When a plastic kayak develops a crack it can seem like the end of the world. Most kayak outfitters will tell you to scrap the boat and buy a new one. The ones that will tell you about plastic welding often won’t do it for you because it is an inexact and messy process that they deem could open them up to liability. This leaves you to figure out exactly what they are talking about and how much the equipment will cost you to do it.
Fret not, you can plastic weld your kayak yourself without the official tools for the job, providing you’re ok with the repair not looking like new when you’re done. Here’s a guide to help you determine if you will be able to plastic weld your own kayak repair.
The Difference Between Linear HDPE and Crosslinked PEX or XLPE
Plastic kayaks are made of Polyethylene, otherwise known as PE. PE is like a magic material that has revolutionized the industries that use this plastic. The very same chemical properties that make HDPE extremely durable and flexible also make it extremely resistant to glues and adhesives, making plastic kayak repairs a real hassle.
The type of PE that is used determines whether or not it can be plastic welded. There is linear high-density polyethylene (HDPE) and there is crosslinked polyethylene (PEX or XLPE). While there are technical attributes of both, the gist of this for plastic welding purposes is that:
- Linear HDPE Can Be Plastic Welded
- Crosslinked PEX or XLPE Can Not Be Plastic Welded
The non-technical reason for this is because existing linear high-density polyethylene will melt and mix with added high-density polyethylene. When it hardens the substance will be one unified material. Crosslinked high-density polyethylene, because of how the materials are chemically connected and bond to one another, will not simply melt and combine into new material. Therefore, any material that is melted into crosslinked PEX will remain distinct from the existing material. So, while you might fill in and cover up a crack, it is not sealed and repaired as one material.
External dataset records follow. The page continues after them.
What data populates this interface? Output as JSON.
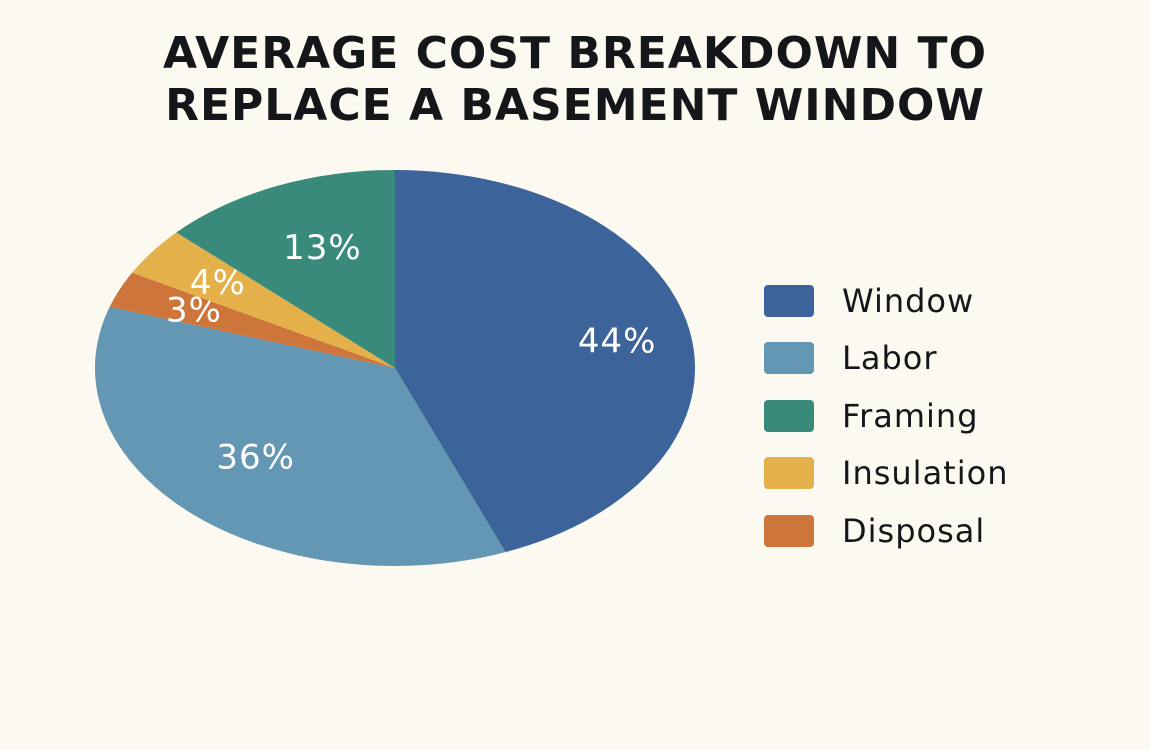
{
  "chart_data": {
    "type": "pie",
    "title_lines": [
      "AVERAGE COST BREAKDOWN TO",
      "REPLACE A BASEMENT WINDOW"
    ],
    "slices": [
      {
        "name": "Window",
        "value": 44,
        "label": "44%",
        "color": "#3c649a"
      },
      {
        "name": "Labor",
        "value": 36,
        "label": "36%",
        "color": "#6497b3"
      },
      {
        "name": "Disposal",
        "value": 3,
        "label": "3%",
        "color": "#cd753b"
      },
      {
        "name": "Insulation",
        "value": 4,
        "label": "4%",
        "color": "#e4b049"
      },
      {
        "name": "Framing",
        "value": 13,
        "label": "13%",
        "color": "#3a8a7c"
      }
    ],
    "legend": {
      "placement": "right",
      "items": [
        {
          "name": "Window",
          "color": "#3c649a"
        },
        {
          "name": "Labor",
          "color": "#6497b3"
        },
        {
          "name": "Framing",
          "color": "#3a8a7c"
        },
        {
          "name": "Insulation",
          "color": "#e4b049"
        },
        {
          "name": "Disposal",
          "color": "#cd753b"
        }
      ]
    }
  }
}
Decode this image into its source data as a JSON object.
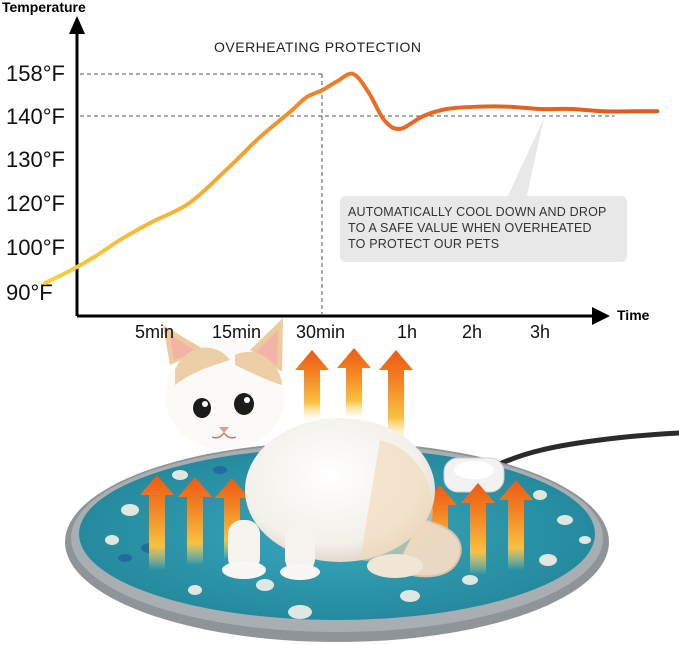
{
  "chart_data": {
    "type": "line",
    "title": "OVERHEATING PROTECTION",
    "xlabel": "Time",
    "ylabel": "Temperature",
    "y_tick_labels": [
      "90°F",
      "100°F",
      "120°F",
      "130°F",
      "140°F",
      "158°F"
    ],
    "x_tick_labels": [
      "5min",
      "15min",
      "30min",
      "1h",
      "2h",
      "3h"
    ],
    "x_positions": [
      0,
      1,
      2,
      3,
      4,
      5
    ],
    "series": [
      {
        "name": "Temperature",
        "x": [
          -1.55,
          -1.2,
          -0.9,
          -0.6,
          -0.2,
          0.3,
          0.8,
          1.2,
          1.6,
          1.8,
          2.0,
          2.2,
          2.4,
          2.6,
          2.8,
          3.0,
          3.3,
          3.6,
          4.0,
          4.4,
          4.8,
          5.2,
          5.6,
          6.0,
          6.3
        ],
        "y": [
          92,
          95,
          98,
          103,
          111,
          120,
          128,
          135,
          142,
          148,
          151,
          155,
          158,
          150,
          139,
          137,
          140,
          143,
          144,
          144,
          143,
          143,
          142,
          142,
          142
        ]
      }
    ],
    "reference_lines": [
      {
        "label": "158°F",
        "value": 158,
        "x_end": 2.0
      },
      {
        "label": "140°F",
        "value": 140,
        "x_end": 5.75
      }
    ],
    "annotation": {
      "lines": [
        "AUTOMATICALLY COOL DOWN AND DROP",
        "TO A SAFE VALUE WHEN  OVERHEATED",
        "TO PROTECT OUR PETS"
      ]
    }
  },
  "colors": {
    "curve_start": "#f5c73a",
    "curve_mid": "#f39a2e",
    "curve_end": "#e2561e",
    "arrow_orange": "#f26a1b",
    "arrow_yellow": "#f8c84a",
    "mat_teal": "#2f9db0",
    "mat_rim": "#8a8f94",
    "callout_bg": "#e8e8e8"
  }
}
Determine Which, Linear HDPE or Crosslinked XLPE, Your Plastic Kayak is Made of?
So, if you want to plastic weld your kayak, you’ll need to keep your fingers crossed that it is linear hope. Honestly, in most cases you’re gonna be in luck as most plastic kayaks are made of the linear type. However, you’ll want to make sure. So do some research. Start with the company website and go to your model of boat. Under technical specifications, it will probably spell out the material used. In many cases however it might just say HDPE without the type. In that case, call manufacturer and ask. You should also tell them where the crack is and ask for their advice on repairing the kayak. Also ask if the damage is under warranty or if they’re able to help fix it.
If you aren’t able to get an answer to your question, there is another way to tell. If somehow you’re able to get some shavings of the material from the kayak, you can cut them apart and then melt them back together. Yes, this means taking a chunk out of your kayak. But, perhaps you already have some excess material from cutting out a hole and installing a kayak hatch, for instance. Otherwise, the kayak cockpit combing is usually a spot with thick plastic that wouldn’t be highly compromised by shaving off a few slivers.
Place a flame next to the two pieces of plastic you want to melt together and heat them up. You don’t want the flame to touch the plastic, but rather simply heat them up. Using a screwdriver you can work the material together and into each other. If the plastic melts and rehardens together, congratulations you have linear HDPE. If the material does harden but remains distinct from each other, you’re out of luck and you probably have the crosslinked kind.
Determine Your Next Steps
So, once you know what type of HDPE your kayak is made of you are ready to move on to the next step. If it’s linear, it’s time to gather the needed materials and plastic to weld your kayak. If your kayak is Crosslinked PEX or XLPE, you’re not out of luck yet. There are still some things you can do to repair your kayak depending on where the damage is. Also, it should be noted that many people have claimed to be able to weld crosslinked kayaks by filling in the crack and surrounding areas with linear HDPE. Technically speaking, this isn’t welding. However, rather than throw a kayak out it might be worth a try.
Every kayak, crack, and plastic is different. There are no warranties implied in this procedure that the type of plastic your kayak is made of can be plastic welded, that the crack won’t leak once welded, that the crack won’t get worse and that the structural integrity of the kayak won’t be compromised.